Neolokal, bir restorandan çok köklerine ve o köklerin zengin kaynaklarına bir saygı duruşu. Geleneksel lezzetleri günümüze uyarlayan mekan yemekleriyle her duyumuza hitap ediyor.

Sayfalarca uzayıp giden bir menüye sahip değil, az ama enfes. Kuzu ve pancar borani, minekop, ördek sosis, katmerli dana tirit, palamut menüdeki ana yemek çeşitleri. Çıtır kabak tatlısı ise yemek üstüne giden favori tatlımız.

Karaköy’de Bankalar Caddesi’nde yer alan mekanın müthiş de bir tarihi yarım ada manzarası var. Bir de söylemeden geçemeyeceğim; mekanın web sayfasında görebileceğiniz minimalizmin dibine vuran yemek fotoğrafları var.

Neolokal adres: SALT Galata, Bankalar Caddesi, Karaköy 34420, İstanbul

Ev sıcaklığını yaşatır: La Petite Maison

Paris, Londra ve Dubai’den sonra bize de uğradığı için pek mutluyuz.

Menüye Akdeniz ve Fransız mutfağı hakim. Limon yağında ince dilimlenmiş ahtapot, zeytinyağında ılık karides, deniz tarağı carpaccio gibi hem havasından geçilmeyen hem de lezzetli yemekleri var.

Şömine aşkına! Mekanın sizi yakıp kavuracak büyüklükte bir şöminesi var. Yanı başında da oturup yayılabileceğiniz rahat koltuklar.

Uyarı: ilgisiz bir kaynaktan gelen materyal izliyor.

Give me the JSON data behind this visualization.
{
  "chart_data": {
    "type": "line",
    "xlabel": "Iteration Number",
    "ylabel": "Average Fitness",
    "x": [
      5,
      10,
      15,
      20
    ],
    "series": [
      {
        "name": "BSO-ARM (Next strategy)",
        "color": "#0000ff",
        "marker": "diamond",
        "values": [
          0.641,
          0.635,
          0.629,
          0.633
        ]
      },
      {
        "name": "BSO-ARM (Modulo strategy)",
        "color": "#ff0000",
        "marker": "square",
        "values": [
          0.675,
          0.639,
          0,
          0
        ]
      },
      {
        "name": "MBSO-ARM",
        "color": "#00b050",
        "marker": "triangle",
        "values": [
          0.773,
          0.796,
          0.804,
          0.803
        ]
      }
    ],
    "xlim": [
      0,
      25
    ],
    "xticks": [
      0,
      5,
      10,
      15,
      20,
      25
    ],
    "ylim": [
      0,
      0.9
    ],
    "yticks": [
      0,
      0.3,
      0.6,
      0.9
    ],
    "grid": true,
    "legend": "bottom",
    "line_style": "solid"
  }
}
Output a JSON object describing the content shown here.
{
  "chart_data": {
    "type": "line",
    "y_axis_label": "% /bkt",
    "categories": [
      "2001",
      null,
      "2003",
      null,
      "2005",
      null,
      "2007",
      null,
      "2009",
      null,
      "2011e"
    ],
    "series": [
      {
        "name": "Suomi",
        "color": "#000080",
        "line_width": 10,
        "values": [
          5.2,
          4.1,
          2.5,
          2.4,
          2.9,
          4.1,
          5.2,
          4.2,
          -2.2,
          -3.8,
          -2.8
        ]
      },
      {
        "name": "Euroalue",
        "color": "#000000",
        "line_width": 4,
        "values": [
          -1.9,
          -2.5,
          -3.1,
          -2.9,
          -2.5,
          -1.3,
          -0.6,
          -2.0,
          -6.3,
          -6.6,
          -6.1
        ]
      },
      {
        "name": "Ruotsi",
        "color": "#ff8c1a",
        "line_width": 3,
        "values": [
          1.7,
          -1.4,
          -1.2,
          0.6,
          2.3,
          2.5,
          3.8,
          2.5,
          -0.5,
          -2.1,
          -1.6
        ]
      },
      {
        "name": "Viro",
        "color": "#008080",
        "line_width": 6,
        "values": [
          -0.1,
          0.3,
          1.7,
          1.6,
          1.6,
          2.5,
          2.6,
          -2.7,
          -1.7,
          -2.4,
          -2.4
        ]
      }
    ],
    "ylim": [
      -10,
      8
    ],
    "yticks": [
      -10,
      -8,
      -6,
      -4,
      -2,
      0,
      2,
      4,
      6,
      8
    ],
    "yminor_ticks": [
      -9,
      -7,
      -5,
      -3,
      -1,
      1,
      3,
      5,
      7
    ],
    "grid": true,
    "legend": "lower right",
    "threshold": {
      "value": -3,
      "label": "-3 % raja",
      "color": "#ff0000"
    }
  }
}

La Petite Maison adres: Maçka Cad. No:33 B (Teşvikiye Cad), İstanbul

Uzun soluklu keyiflendirir: Noi İstanbul

Noi bildiğiniz gibi Backyard Etiler’in yeni konsepti. Mekanın en büyük hedefi yemekleriyle, sunumlarıyla gelen herkese gastronomik bir deneyim yaşatmak. Sağ olsun bir güzel de yaşatıyor gerçekten.

Mekanın öyle tatlı bir kış bahçesi var ki; sanki kendi villamın arka bahçesinde oturmuşum (hayaller) kendi yaptığım sakız kabak rigatoni’yi (hayaller) güzel müzik eşliğinde mideye indiriyormuşum.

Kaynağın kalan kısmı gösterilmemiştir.